A crucial section of the essay critiques Erwin Panofsky and Renaissance-centered humanism. Alpers admires Panofsky’s brilliance but argues that his methods became too normative within the discipline. Panofsky’s iconography assumed a Renaissance conception of the human subject: a centred viewer confronting the world through perspective and symbolic meaning. Alpers contends that this framework does not adequately explain northern European art, where flatness, repetition, surfaces, mirrors, and optical effects matter more than perspectival depth or human-centred space. She writes memorably: “As an image of the world, northern art is often more like a mirror than like a window.” This distinction later became foundational for her own work on Dutch art, especially The Art of Describing.

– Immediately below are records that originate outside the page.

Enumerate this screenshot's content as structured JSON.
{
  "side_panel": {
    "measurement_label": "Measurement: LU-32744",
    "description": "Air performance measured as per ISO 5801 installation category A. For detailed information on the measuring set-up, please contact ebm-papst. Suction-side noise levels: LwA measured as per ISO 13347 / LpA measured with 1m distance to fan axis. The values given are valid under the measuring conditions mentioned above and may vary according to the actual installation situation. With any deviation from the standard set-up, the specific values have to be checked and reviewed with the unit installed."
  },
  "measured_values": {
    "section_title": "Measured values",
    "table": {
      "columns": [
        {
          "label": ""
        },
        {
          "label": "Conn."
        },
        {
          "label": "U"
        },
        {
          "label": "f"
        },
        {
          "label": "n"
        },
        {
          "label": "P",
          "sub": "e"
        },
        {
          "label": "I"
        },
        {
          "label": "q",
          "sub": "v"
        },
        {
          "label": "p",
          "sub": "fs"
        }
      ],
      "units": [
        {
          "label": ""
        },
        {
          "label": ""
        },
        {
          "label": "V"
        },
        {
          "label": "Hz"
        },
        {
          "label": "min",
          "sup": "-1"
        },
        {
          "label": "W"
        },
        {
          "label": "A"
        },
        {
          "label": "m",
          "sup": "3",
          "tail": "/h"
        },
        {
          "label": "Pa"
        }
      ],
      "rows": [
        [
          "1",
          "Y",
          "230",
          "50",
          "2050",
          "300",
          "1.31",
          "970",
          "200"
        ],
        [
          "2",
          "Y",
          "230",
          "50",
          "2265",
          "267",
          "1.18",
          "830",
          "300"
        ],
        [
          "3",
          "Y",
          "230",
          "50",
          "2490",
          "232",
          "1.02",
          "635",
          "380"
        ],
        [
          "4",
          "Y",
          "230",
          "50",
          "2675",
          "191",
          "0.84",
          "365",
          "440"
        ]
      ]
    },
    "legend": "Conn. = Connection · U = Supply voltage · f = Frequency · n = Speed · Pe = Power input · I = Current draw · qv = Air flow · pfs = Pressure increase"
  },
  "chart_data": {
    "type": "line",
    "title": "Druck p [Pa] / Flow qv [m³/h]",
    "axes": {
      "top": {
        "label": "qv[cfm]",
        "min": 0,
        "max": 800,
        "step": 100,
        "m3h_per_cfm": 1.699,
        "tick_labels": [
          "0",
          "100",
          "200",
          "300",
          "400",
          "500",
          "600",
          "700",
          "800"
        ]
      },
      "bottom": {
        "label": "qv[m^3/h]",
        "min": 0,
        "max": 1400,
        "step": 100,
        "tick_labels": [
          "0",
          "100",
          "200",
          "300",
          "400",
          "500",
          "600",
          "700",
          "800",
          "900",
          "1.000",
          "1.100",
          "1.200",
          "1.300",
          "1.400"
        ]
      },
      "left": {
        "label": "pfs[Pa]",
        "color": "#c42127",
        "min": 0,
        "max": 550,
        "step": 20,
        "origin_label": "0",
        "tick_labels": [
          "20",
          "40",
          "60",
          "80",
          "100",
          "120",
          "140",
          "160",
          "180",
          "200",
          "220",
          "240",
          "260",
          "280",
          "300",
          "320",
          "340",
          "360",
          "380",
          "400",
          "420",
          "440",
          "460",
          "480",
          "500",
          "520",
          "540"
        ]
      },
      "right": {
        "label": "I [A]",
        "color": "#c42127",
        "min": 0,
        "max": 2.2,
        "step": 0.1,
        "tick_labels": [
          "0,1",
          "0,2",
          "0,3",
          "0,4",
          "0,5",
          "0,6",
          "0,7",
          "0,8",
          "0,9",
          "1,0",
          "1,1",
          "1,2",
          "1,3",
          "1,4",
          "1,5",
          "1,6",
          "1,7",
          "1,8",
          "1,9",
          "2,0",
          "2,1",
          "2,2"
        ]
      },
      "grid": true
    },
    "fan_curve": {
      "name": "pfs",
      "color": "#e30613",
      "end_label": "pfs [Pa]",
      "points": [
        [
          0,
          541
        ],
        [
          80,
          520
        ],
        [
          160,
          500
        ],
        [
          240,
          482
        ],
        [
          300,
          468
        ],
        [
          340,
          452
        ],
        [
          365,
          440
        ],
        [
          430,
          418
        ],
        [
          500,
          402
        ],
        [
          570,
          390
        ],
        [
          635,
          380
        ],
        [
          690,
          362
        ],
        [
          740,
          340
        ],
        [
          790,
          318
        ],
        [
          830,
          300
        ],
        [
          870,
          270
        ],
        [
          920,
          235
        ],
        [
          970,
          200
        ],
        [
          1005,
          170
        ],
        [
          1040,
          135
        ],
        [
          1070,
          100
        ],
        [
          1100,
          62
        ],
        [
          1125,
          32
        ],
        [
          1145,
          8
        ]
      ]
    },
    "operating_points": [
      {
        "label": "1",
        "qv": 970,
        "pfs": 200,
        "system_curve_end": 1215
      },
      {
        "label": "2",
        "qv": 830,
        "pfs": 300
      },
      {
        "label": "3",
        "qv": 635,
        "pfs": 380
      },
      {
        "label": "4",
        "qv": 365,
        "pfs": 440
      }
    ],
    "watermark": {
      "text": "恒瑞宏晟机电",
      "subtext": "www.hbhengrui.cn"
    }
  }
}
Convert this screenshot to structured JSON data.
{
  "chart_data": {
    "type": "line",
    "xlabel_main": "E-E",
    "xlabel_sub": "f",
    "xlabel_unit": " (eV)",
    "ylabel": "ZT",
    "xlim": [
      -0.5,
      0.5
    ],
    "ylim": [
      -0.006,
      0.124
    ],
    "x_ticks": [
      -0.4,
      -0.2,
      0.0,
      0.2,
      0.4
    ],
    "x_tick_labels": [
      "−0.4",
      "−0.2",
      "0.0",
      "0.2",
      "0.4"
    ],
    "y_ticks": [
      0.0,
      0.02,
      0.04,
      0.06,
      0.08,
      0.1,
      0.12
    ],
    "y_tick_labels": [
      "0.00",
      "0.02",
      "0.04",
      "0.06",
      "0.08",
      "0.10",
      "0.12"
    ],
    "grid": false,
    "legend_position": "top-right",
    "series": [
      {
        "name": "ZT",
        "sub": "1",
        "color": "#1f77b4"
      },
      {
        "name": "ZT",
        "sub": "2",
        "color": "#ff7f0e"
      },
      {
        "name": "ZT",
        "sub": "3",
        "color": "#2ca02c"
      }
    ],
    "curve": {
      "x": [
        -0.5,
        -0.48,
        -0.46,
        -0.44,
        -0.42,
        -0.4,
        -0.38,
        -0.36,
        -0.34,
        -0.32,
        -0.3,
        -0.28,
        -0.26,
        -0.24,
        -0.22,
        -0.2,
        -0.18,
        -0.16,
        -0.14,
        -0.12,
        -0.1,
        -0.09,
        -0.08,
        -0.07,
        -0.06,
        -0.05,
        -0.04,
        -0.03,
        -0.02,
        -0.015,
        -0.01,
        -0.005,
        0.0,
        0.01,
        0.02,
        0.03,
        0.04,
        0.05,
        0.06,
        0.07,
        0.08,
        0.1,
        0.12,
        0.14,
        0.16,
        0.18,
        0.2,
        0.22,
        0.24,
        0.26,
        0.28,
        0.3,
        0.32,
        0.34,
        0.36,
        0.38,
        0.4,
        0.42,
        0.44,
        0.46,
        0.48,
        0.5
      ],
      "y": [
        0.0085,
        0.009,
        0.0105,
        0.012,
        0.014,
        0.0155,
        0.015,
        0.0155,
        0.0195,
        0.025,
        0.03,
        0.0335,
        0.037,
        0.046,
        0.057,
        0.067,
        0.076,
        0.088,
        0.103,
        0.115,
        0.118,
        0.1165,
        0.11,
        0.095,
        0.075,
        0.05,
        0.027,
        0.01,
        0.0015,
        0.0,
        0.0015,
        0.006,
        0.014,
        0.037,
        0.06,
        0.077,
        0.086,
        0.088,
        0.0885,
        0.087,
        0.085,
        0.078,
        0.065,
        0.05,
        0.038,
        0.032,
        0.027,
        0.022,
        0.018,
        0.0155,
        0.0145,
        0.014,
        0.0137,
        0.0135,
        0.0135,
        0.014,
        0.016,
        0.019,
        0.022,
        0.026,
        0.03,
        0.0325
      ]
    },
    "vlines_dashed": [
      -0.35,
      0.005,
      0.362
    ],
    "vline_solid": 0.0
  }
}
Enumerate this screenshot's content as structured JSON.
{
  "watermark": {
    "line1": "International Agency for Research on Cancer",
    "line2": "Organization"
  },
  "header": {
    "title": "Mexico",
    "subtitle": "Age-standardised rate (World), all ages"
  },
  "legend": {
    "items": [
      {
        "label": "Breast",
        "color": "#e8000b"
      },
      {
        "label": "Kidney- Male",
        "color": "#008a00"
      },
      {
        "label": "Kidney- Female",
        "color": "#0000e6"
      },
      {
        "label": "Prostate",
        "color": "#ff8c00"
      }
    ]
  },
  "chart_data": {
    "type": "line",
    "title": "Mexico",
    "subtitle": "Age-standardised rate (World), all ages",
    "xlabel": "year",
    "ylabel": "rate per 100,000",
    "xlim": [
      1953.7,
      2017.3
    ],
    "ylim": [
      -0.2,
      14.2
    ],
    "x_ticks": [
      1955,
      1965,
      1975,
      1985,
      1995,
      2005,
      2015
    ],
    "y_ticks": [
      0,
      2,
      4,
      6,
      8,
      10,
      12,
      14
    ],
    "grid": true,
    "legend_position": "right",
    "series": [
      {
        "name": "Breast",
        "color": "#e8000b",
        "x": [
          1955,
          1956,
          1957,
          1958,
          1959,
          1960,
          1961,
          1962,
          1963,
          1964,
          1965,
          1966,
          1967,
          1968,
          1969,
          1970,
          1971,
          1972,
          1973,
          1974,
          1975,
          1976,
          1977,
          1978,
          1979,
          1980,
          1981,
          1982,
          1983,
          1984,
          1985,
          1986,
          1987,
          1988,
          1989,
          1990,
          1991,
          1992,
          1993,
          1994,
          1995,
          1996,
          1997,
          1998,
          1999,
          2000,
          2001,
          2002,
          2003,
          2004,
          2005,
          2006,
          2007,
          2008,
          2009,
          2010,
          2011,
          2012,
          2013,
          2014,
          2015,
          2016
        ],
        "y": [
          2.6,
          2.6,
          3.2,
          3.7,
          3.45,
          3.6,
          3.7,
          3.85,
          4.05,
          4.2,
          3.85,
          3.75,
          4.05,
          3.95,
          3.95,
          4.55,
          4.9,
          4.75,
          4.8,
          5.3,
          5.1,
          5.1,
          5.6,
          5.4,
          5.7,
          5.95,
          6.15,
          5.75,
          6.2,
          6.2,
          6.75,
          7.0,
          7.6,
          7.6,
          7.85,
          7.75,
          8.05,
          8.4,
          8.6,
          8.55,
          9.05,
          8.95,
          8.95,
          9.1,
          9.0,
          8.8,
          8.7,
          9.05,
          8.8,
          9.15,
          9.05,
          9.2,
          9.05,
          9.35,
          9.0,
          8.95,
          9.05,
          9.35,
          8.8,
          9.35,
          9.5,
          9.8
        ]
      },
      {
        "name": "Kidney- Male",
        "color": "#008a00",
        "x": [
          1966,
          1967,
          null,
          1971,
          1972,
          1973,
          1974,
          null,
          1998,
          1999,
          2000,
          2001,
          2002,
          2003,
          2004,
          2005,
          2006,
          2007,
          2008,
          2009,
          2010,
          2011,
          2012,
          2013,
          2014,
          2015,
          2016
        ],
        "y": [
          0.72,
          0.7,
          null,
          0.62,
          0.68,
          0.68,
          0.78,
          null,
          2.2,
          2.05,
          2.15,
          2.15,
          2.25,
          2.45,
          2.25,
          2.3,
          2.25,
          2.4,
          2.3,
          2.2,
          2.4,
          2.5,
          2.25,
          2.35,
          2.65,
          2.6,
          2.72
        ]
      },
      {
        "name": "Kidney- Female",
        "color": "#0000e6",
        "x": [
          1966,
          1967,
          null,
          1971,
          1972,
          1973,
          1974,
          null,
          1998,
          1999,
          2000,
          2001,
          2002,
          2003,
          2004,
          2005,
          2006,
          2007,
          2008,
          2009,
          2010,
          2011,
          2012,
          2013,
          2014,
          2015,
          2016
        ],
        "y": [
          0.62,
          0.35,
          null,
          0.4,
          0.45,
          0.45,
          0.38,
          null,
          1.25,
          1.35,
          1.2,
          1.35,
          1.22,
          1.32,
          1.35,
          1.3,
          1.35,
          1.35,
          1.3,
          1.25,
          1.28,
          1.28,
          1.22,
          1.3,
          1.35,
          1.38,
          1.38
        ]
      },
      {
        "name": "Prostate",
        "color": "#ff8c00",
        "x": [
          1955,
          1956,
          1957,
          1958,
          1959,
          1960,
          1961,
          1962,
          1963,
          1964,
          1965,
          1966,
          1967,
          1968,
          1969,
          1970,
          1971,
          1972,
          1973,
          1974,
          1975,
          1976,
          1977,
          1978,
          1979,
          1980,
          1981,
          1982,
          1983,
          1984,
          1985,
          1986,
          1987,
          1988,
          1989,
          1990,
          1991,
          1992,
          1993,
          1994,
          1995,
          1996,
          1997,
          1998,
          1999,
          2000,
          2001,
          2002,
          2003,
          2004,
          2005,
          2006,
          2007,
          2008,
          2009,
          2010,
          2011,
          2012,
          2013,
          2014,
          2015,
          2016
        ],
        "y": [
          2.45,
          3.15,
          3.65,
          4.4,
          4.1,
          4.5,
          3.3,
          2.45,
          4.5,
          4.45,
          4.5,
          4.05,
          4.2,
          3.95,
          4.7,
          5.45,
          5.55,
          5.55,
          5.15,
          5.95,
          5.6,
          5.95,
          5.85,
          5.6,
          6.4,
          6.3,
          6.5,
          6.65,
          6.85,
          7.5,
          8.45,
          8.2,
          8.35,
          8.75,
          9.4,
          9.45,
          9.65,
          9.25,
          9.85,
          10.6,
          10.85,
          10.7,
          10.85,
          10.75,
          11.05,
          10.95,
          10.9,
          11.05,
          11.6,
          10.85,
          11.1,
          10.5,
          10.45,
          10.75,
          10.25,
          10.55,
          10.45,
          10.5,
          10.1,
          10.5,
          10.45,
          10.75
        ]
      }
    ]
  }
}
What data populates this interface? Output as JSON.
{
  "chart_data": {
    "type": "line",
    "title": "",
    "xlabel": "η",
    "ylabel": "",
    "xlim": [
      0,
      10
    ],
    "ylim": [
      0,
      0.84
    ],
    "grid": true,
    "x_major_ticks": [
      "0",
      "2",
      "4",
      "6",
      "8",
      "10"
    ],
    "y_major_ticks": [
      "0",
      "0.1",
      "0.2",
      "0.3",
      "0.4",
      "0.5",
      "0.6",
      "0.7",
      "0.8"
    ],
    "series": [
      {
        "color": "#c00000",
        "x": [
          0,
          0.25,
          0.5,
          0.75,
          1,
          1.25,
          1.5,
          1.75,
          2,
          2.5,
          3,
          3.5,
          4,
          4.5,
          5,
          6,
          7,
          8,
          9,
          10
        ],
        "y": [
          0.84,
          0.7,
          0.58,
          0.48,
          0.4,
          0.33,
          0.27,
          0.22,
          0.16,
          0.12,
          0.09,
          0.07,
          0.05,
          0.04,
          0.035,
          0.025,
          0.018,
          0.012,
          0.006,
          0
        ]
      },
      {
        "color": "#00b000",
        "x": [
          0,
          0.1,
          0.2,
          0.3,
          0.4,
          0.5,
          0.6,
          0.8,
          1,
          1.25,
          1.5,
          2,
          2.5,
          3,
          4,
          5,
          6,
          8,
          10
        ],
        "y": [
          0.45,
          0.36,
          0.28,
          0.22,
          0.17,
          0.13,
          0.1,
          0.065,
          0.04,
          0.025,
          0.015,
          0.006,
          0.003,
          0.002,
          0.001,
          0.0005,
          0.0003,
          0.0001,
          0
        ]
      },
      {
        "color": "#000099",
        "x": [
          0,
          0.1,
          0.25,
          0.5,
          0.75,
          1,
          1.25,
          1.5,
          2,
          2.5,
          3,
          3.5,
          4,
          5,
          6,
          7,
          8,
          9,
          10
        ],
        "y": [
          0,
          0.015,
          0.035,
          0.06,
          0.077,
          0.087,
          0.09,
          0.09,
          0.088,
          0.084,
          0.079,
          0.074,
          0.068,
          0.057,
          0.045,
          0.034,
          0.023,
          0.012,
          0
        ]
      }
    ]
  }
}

Alpers questions whether attribution and originality should always be the discipline’s primary concerns. She asks how art historians should study collaborative workshops, anonymous traditions, or artistic cultures based on imitation rather than originality, such as Chinese painting. Similarly, she critiques the bias toward the “original” object over reproducible media such as prints, photographs, and textiles. Repetition, she argues, is not necessarily a defect. In some visual systems, repetition is the very condition of communication.
This becomes especially important in her reflections on northern art and print culture. She suggests that certain traditions of painting might function more like printed images than unique masterpieces. This challenges the Renaissance model that privileges singularity, authorship, and painting as the highest form of art. Her discussion anticipates later scholarship on mechanical reproduction, circulation, and visuality.
One of the essay’s strongest meta-critical points is that art historians themselves produce knowledge rather than merely discover it. Alpers criticizes the discipline for pretending to objectivity while hiding its assumptions. She notes that graduate training often emphasizes technical skills—dating, attribution, iconography—without teaching students the intellectual history of the discipline itself. The result is a field that performs neutrality while unconsciously reproducing inherited values.
This self-reflexive dimension becomes especially clear when she discusses contemporary critics such as Leo Steinberg, Michael Fried, and T. J. Clark. She admires them because they openly acknowledge their interpretive positions rather than pretending to pure objectivity. Her formulation that “this too is knowledge we make” is among the essay’s most important conclusions.
Alpers ultimately argues that art history cannot remain insulated from broader intellectual transformations occurring in philosophy, criticism, anthropology, Marxism, structuralism, and contemporary art. She invokes Michel Foucault, Fernand Braudel, and Robert Smithson as thinkers who similarly challenge singular authorship, stable meaning, and linear history. Art history, in her view, must acknowledge its own historical conditions and theoretical commitments.
The essay remains foundational because it helped shift art history away from connoisseurship and stylistic formalism toward social history, visual culture studies, historiography, and critical theory. Many contemporary fields—material culture studies, global art history, feminist art history, postcolonial art history, media archaeology, and studies of craft and reproducibility—owe something to the questions Alpers posed here. It is not simply an essay about method; it is an essay about what kind of discipline art history wants to become.